Sit down with your team, really think about how prepared you are as a company to handle emergencies. Your emergency operations plan should address the following:

  • The question of leadership…Who's in charge during an emergency scenario such as this? Who delegates to employees, whether those employees are located on or off-site?

  • What happens if your office space, warehouse or any other such structure is damaged in a natural disaster? Are there other options available? Is working remotely something to consider?

  • Communication for any company is key. That said, what happens if phones and email are down? You also want to ensure that you have the most updated contact information for all of your employees.

  • How about as far as evacuation is concerned? Make sure everyone is aware of the safest route out of the building or to a secure location. You probably want to practice tornado and earthquake drills, among other procedures.

  • Then, of course, consider client communication. You want your customers to know that you're still there—are there ways you can update clients and thus keep them in the loop regarding your status?

You want to work on this emergency plan as a team. Get employee feedback, and then be sure to review it with each member of the company. It's crucial that everyone is on board, comfortable with the plan, and most importantly, that they understand what they need to do and what consequently, is going to happen.

2. Back up that data

This goes for any time of the year, in any situation, not necessarily just when a natural disaster is about to strike. One thing you can do is to store documents off-site. Make copies when you need them. And then, of course, you want to have a safe storage space for things such as tax forms, payroll, and insurance papers.

Many businesses are going to cloud-based storage solutions. You should be backing up all of your electronic documents this way. This ensures that regardless of what happens, you have your vital information on hand wherever you may end up and thus a better chance of keeping things running along smoothly.
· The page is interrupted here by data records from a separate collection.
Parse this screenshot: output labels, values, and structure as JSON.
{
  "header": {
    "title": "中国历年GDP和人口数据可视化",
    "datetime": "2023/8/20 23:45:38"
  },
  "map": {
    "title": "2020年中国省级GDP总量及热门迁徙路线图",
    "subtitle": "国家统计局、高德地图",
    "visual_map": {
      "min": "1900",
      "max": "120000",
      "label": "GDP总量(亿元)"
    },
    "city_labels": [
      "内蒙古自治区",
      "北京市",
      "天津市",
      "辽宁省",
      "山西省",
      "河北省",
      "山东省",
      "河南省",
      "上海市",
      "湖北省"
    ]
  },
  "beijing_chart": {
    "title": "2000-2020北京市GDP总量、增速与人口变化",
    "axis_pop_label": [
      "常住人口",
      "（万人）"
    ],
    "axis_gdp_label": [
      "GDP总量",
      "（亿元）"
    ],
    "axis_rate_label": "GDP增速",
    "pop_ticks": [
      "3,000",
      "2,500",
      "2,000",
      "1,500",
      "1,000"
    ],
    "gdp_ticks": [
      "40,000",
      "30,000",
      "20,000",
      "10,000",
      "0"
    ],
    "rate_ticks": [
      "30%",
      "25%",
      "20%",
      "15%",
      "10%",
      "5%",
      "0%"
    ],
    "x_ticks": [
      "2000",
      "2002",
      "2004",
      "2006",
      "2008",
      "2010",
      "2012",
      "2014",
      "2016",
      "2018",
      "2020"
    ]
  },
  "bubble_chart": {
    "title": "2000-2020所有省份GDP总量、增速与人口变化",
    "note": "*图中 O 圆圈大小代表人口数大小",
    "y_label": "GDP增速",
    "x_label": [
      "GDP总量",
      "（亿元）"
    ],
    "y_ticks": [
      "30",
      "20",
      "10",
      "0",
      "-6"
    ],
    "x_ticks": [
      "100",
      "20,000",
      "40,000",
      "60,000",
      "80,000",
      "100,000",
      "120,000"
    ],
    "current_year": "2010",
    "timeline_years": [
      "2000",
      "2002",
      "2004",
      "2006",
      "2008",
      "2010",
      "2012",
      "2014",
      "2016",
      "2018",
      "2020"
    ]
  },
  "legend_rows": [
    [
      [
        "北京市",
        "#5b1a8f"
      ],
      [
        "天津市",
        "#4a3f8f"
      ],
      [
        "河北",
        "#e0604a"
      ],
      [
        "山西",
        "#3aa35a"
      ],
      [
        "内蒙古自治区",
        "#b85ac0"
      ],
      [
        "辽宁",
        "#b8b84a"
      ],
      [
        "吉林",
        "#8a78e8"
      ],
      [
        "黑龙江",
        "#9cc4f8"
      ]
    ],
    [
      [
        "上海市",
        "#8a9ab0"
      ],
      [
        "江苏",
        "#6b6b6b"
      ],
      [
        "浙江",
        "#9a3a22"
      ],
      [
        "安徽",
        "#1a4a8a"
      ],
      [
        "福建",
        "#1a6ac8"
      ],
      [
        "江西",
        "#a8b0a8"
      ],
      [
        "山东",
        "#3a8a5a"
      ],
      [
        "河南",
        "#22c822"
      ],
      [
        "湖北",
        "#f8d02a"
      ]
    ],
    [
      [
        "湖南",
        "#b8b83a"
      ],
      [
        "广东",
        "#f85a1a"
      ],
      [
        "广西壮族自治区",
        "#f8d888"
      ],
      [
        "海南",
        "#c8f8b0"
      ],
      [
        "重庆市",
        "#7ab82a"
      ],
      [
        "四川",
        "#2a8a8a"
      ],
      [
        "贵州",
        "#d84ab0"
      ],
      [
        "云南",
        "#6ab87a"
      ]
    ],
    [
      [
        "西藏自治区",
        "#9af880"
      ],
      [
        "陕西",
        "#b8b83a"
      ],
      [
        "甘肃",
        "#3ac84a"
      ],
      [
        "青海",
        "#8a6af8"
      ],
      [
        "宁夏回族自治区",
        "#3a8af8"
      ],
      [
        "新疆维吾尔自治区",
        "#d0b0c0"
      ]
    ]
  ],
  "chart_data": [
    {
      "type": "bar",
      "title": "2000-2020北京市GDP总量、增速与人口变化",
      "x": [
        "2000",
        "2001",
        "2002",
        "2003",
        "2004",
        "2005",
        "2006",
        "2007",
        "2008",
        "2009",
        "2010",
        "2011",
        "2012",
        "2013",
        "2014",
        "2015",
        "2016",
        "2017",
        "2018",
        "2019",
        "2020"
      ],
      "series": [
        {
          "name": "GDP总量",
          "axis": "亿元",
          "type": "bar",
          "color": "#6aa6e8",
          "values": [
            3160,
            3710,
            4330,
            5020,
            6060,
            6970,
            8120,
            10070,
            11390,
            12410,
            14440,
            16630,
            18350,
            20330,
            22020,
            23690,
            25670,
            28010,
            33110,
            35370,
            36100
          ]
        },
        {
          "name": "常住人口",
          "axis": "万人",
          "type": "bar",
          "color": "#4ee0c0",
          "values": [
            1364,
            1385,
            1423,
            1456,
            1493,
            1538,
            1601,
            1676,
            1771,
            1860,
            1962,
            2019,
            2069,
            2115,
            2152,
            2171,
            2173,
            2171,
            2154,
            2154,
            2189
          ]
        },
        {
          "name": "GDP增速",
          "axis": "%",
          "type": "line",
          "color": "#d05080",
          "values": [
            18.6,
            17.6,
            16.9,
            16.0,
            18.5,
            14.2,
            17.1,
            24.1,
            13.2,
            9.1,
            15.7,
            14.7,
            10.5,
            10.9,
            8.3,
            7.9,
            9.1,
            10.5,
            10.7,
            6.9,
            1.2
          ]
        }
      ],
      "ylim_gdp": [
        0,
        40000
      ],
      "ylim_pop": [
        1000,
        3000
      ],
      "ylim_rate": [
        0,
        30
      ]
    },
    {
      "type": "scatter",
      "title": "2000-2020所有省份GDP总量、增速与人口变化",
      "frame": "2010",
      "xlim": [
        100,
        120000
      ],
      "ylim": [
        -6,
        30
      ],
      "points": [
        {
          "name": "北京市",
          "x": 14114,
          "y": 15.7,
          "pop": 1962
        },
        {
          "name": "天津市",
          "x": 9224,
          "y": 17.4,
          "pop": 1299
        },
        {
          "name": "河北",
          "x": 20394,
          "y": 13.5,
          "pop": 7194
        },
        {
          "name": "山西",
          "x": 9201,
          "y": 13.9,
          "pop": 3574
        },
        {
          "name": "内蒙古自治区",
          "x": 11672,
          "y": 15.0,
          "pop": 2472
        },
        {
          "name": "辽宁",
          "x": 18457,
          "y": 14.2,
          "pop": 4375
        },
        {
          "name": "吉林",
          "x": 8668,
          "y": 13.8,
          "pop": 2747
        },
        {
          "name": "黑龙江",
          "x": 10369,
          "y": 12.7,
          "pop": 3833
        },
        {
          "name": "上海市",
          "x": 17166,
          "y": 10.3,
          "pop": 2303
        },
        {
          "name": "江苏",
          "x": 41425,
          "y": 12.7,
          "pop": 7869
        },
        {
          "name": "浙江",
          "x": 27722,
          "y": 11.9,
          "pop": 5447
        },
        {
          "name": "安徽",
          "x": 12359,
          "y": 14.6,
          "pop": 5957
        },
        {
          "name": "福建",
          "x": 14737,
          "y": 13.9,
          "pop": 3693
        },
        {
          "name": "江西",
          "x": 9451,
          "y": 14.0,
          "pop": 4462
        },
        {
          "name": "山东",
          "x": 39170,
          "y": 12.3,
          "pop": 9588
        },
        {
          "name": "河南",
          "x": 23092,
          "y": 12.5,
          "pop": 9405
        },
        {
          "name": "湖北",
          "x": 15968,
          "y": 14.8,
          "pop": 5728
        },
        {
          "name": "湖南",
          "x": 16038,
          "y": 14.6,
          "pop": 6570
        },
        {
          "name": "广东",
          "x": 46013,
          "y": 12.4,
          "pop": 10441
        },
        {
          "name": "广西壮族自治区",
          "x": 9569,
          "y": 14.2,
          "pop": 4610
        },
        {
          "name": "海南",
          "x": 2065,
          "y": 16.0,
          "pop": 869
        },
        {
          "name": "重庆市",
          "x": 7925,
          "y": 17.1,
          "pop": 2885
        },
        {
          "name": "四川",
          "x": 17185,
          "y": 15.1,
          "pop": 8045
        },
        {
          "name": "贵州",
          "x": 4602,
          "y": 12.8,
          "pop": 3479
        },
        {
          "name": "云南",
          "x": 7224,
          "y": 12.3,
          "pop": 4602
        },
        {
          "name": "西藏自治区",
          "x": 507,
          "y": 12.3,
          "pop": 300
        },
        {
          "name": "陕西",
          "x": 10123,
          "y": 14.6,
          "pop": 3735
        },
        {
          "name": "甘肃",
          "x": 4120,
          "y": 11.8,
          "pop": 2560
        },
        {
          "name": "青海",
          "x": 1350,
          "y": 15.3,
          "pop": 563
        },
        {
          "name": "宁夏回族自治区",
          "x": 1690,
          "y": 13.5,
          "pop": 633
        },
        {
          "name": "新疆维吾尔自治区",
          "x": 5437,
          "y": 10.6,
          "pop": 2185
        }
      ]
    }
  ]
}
3. Have your insurance squared away

Do you know what exactly is and/or is not covered if an emergency occurs? Meeting with your insurance agent/advisor before anything of this nature happens will allow you to better plan for what follows. Look at your policy limits, understand what will be required once you do file a claim post-emergency. You may want to rethink some of your coverages as well to ensure that you do have enough insurance to cover any replacements costs.

4. Communicate with…everyone!

From employees to customers, to stakeholders in the company, in the lead up to a natural disaster, it's imperative to make sure that everyone is on the same page and knows what is happening. Again, this should be a part of your emergency operations plan. Crisis communication needs to be at the heart of your natural disaster approach.

  • Alert your customers: Maybe you post some messages on social media. You might also consider sending out a press release relevant to your company's natural disaster protocol. Give your clients contact info that they may need should they have to get a hold of you for some reason. You want to alert them regarding any impact that a storm, hurricane or earthquake has on your business, and also let them know as soon as you're back up and running.

  • Communicate with your team: At all points during and after the disaster, keep in close contact with members of your team. You want to make sure that they're safe; if they need to relocate you want to know how they're proceeding. You may also opt to establish a disaster fund—a short term stopgap that can be used to pay employees and any necessary expenses.

5. Regroup and keep going

Small businesses that are affected by major weather events, like hurricanes and floods for example, sometimes are down for extended periods, depending on how badly hit their region. For some, they never recover and ultimately have to close their doors. However, if you do have plans in place, if you take the time to prepare, you will have hopefully have a fighting chance and be able to resume business operations while forging ahead.